In another research direction, scientists are attempting to treat diabetes by activating pancreatic beta cells, which is typically associated with immune responses and the adaptive immune system. Current research suggests that nanobodies may activate these cells by interacting with specific receptors or molecules on the surface of pancreatic beta cells. This interaction may trigger intracellular signal transduction pathways, activate the function of pancreatic beta cells, and restore cellular states. Alternatively, it may enhance insulin utilization by inhibiting the secretion of islet amyloid polypeptide (IAPP) while reducing its aggregation into amyloid fibrils deposited in the pancreas to prevent damage to alpha cells[4].
In conclusion, nanobodies have demonstrated immense potential in diabetes treatment research with their precise targeting capabilities, showcasing their versatility in modern medicine. They can deliver drugs to relevant pancreatic cells, stimulating or regulating their functions such as blood sugar-regulating proteins, insulin receptors, etc., thereby achieving precise therapeutic and monitoring functions through binding with drugs, imaging agents, or other therapeutic substances [5].

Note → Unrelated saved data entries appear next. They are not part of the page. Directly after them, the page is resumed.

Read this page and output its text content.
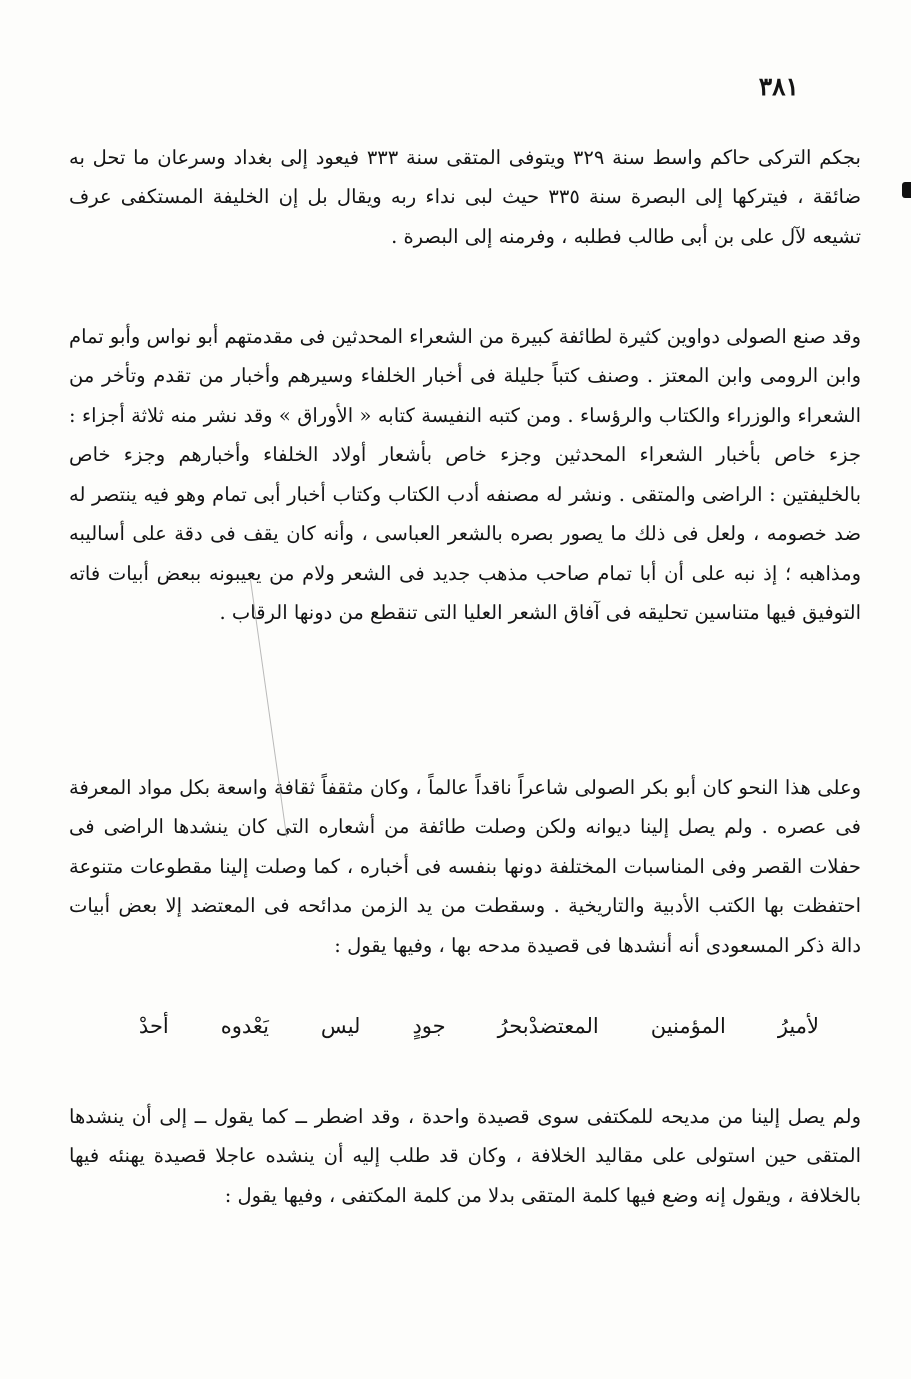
٣٨١

بجكم التركى حاكم واسط سنة ٣٢٩ ويتوفى المتقى سنة ٣٣٣ فيعود إلى بغداد وسرعان ما تحل به ضائقة ، فيتركها إلى البصرة سنة ٣٣٥ حيث لبى نداء ربه ويقال بل إن الخليفة المستكفى عرف تشيعه لآل على بن أبى طالب فطلبه ، وفرمنه إلى البصرة .

وقد صنع الصولى دواوين كثيرة لطائفة كبيرة من الشعراء المحدثين فى مقدمتهم أبو نواس وأبو تمام وابن الرومى وابن المعتز . وصنف كتباً جليلة فى أخبار الخلفاء وسيرهم وأخبار من تقدم وتأخر من الشعراء والوزراء والكتاب والرؤساء . ومن كتبه النفيسة كتابه « الأوراق » وقد نشر منه ثلاثة أجزاء : جزء خاص بأخبار الشعراء المحدثين وجزء خاص بأشعار أولاد الخلفاء وأخبارهم وجزء خاص بالخليفتين : الراضى والمتقى . ونشر له مصنفه أدب الكتاب وكتاب أخبار أبى تمام وهو فيه ينتصر له ضد خصومه ، ولعل فى ذلك ما يصور بصره بالشعر العباسى ، وأنه كان يقف فى دقة على أساليبه ومذاهبه ؛ إذ نبه على أن أبا تمام صاحب مذهب جديد فى الشعر ولام من يعيبونه ببعض أبيات فاته التوفيق فيها متناسين تحليقه فى آفاق الشعر العليا التى تنقطع من دونها الرقاب .

وعلى هذا النحو كان أبو بكر الصولى شاعراً ناقداً عالماً ، وكان مثقفاً ثقافة واسعة بكل مواد المعرفة فى عصره . ولم يصل إلينا ديوانه ولكن وصلت طائفة من أشعاره التى كان ينشدها الراضى فى حفلات القصر وفى المناسبات المختلفة دونها بنفسه فى أخباره ، كما وصلت إلينا مقطوعات متنوعة احتفظت بها الكتب الأدبية والتاريخية . وسقطت من يد الزمن مدائحه فى المعتضد إلا بعض أبيات دالة ذكر المسعودى أنه أنشدها فى قصيدة مدحه بها ، وفيها يقول :

لأميرُ
المؤمنين
المعتضدْ
بحرُ
جودٍ
ليس
يَعْدوه
أحدْ

ولم يصل إلينا من مديحه للمكتفى سوى قصيدة واحدة ، وقد اضطر ــ كما يقول ــ إلى أن ينشدها المتقى حين استولى على مقاليد الخلافة ، وكان قد طلب إليه أن ينشده عاجلا قصيدة يهنئه فيها بالخلافة ، ويقول إنه وضع فيها كلمة المتقى بدلا من كلمة المكتفى ، وفيها يقول :
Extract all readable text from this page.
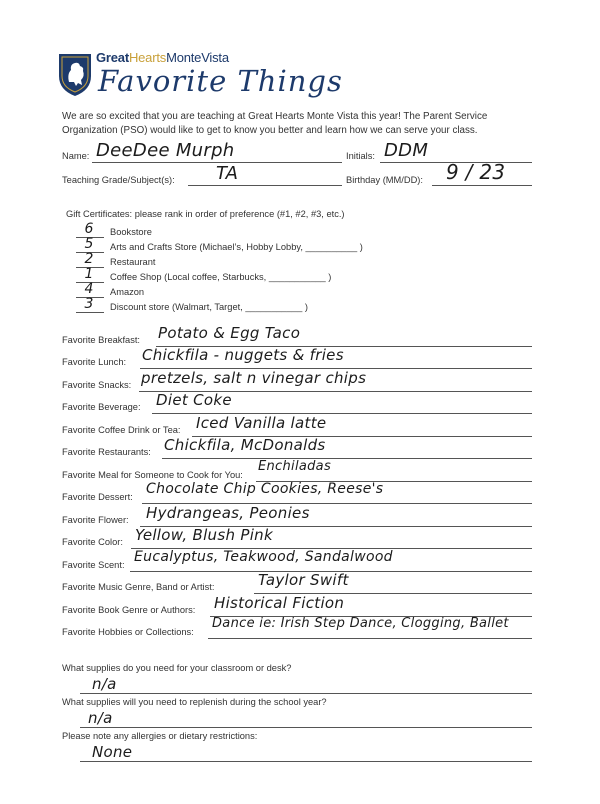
GreatHeartsMonteVista
Favorite Things
We are so excited that you are teaching at Great Hearts Monte Vista this year! The Parent Service Organization (PSO) would like to get to know you better and learn how we can serve your class.
Name: DeeDee Murph	Initials: DDM
Teaching Grade/Subject(s): TA	Birthday (MM/DD): 9 / 23
Gift Certificates: please rank in order of preference (#1, #2, #3, etc.)
6	Bookstore
5	Arts and Crafts Store (Michael’s, Hobby Lobby, __________ )
2	Restaurant
1	Coffee Shop (Local coffee, Starbucks, ___________ )
4	Amazon
3	Discount store (Walmart, Target, ___________ )
Favorite Breakfast: Potato & Egg Taco
Favorite Lunch: Chickfila - nuggets & fries
Favorite Snacks: pretzels, salt n vinegar chips
Favorite Beverage: Diet Coke
Favorite Coffee Drink or Tea: Iced Vanilla latte
Favorite Restaurants: Chickfila, McDonalds
Favorite Meal for Someone to Cook for You:
Enchiladas
Favorite Dessert: Chocolate Chip Cookies, Reese's
Favorite Flower: Hydrangeas, Peonies
Favorite Color: Yellow, Blush Pink
Favorite Scent: Eucalyptus, Teakwood, Sandalwood
Favorite Music Genre, Band or Artist:	Taylor Swift
Favorite Book Genre or Authors: Historical Fiction
Favorite Hobbies or Collections:
Dance ie: Irish Step Dance, Clogging, Ballet
What supplies do you need for your classroom or desk?
n/a
What supplies will you need to replenish during the school year?
n/a
Please note any allergies or dietary restrictions:
None
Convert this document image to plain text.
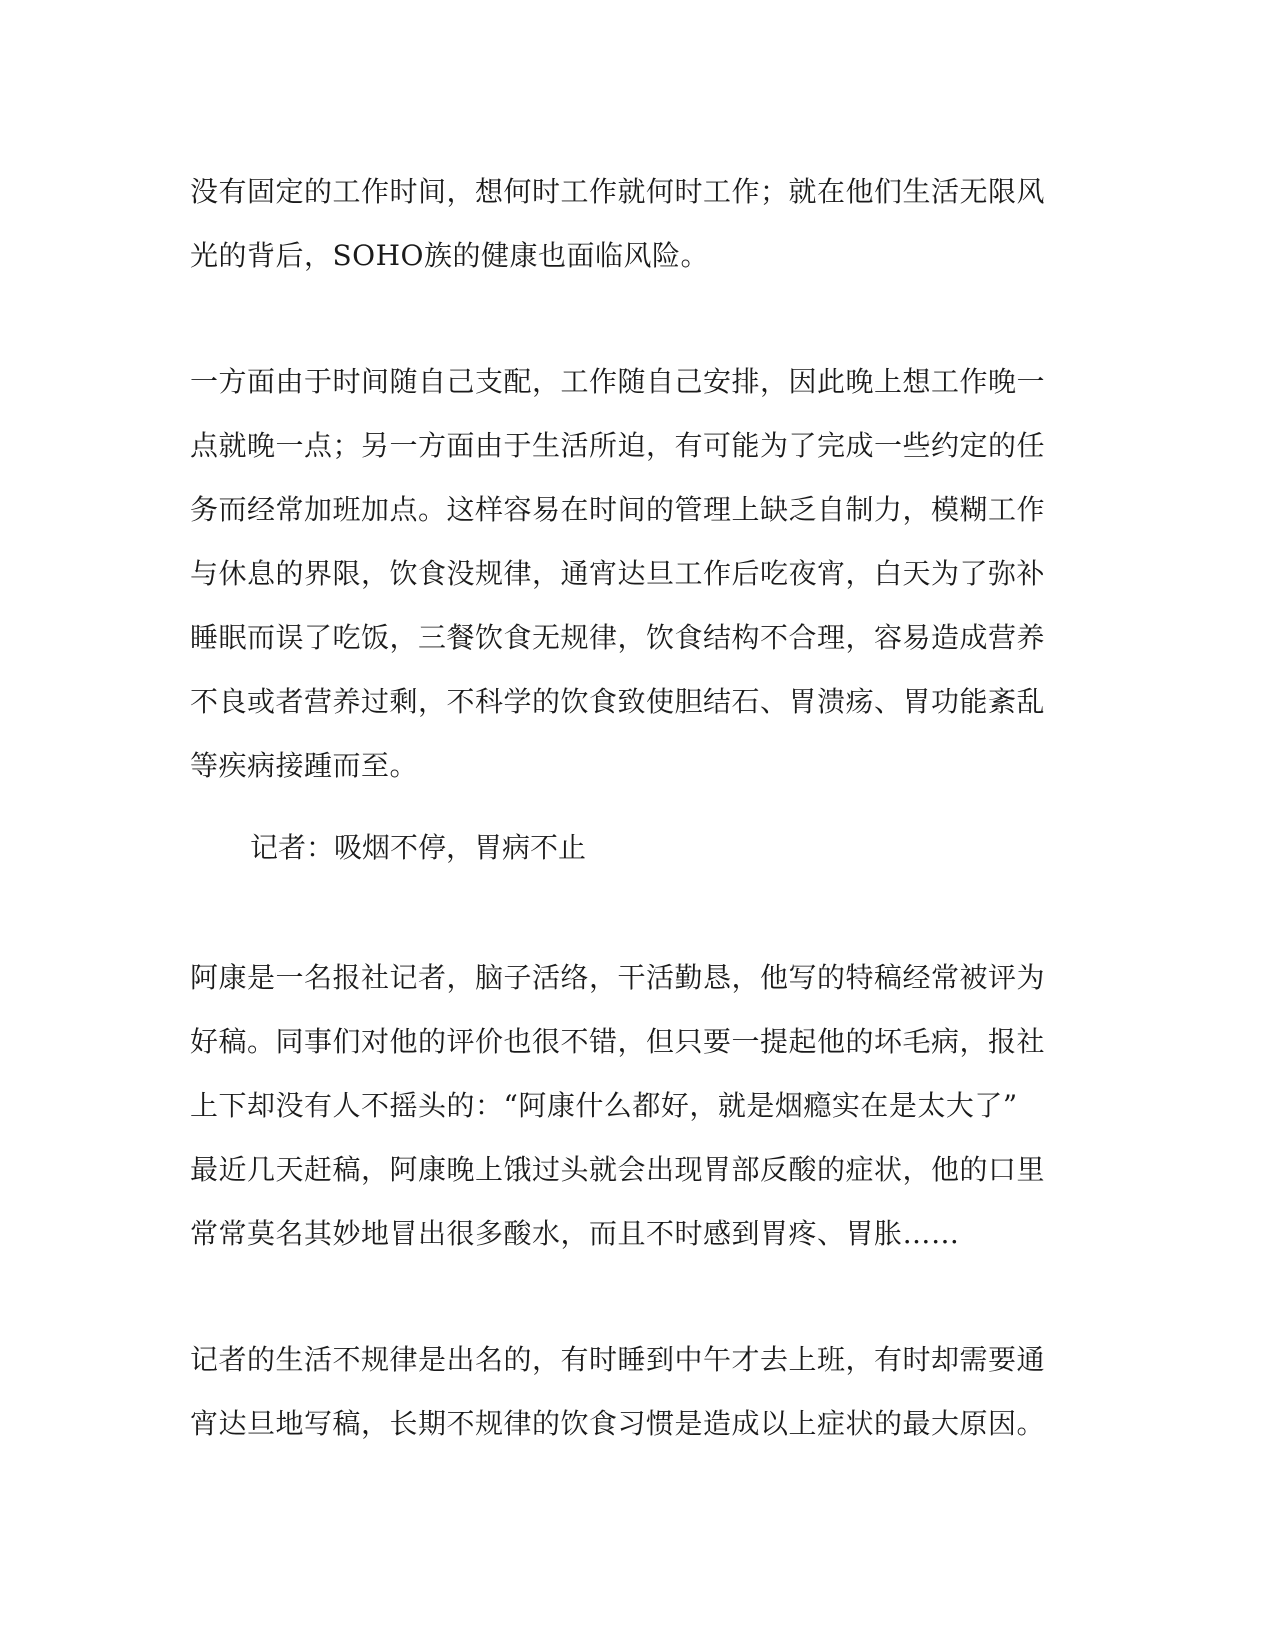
没有固定的工作时间，想何时工作就何时工作；就在他们生活无限风
光的背后，SOHO族的健康也面临风险。

一方面由于时间随自己支配，工作随自己安排，因此晚上想工作晚一
点就晚一点；另一方面由于生活所迫，有可能为了完成一些约定的任
务而经常加班加点。这样容易在时间的管理上缺乏自制力，模糊工作
与休息的界限，饮食没规律，通宵达旦工作后吃夜宵，白天为了弥补
睡眠而误了吃饭，三餐饮食无规律，饮食结构不合理，容易造成营养
不良或者营养过剩，不科学的饮食致使胆结石、胃溃疡、胃功能紊乱
等疾病接踵而至。

记者：吸烟不停，胃病不止

阿康是一名报社记者，脑子活络，干活勤恳，他写的特稿经常被评为
好稿。同事们对他的评价也很不错，但只要一提起他的坏毛病，报社
上下却没有人不摇头的：“阿康什么都好，就是烟瘾实在是太大了”
最近几天赶稿，阿康晚上饿过头就会出现胃部反酸的症状，他的口里
常常莫名其妙地冒出很多酸水，而且不时感到胃疼、胃胀……

记者的生活不规律是出名的，有时睡到中午才去上班，有时却需要通
宵达旦地写稿，长期不规律的饮食习惯是造成以上症状的最大原因。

Traditional drug delivery methods have various limitations at different levels. It is worth considering whether redesigning nanobodies for drug delivery could enhance drug efficacy, reduce the frequency of drug administration, and mitigate drug toxicity. This approach holds promise and is currently garnering widespread attention and research globally in the development of nanobody-based drugs for diabetes treatment. As an innovative therapeutic modality, the complete treatment of diabetes using nanobody drugs in the future is a possibility worth exploring. The application prospects of nanobodies in this field are promising and may provide more effective and personalized treatment options for diabetic patients, further improving their quality of life.
As the Lunar New Year approaches, it is crucial to be mindful of the pancreatic damage caused by overeating. NBLST wishes all readers good health and a happy New Year!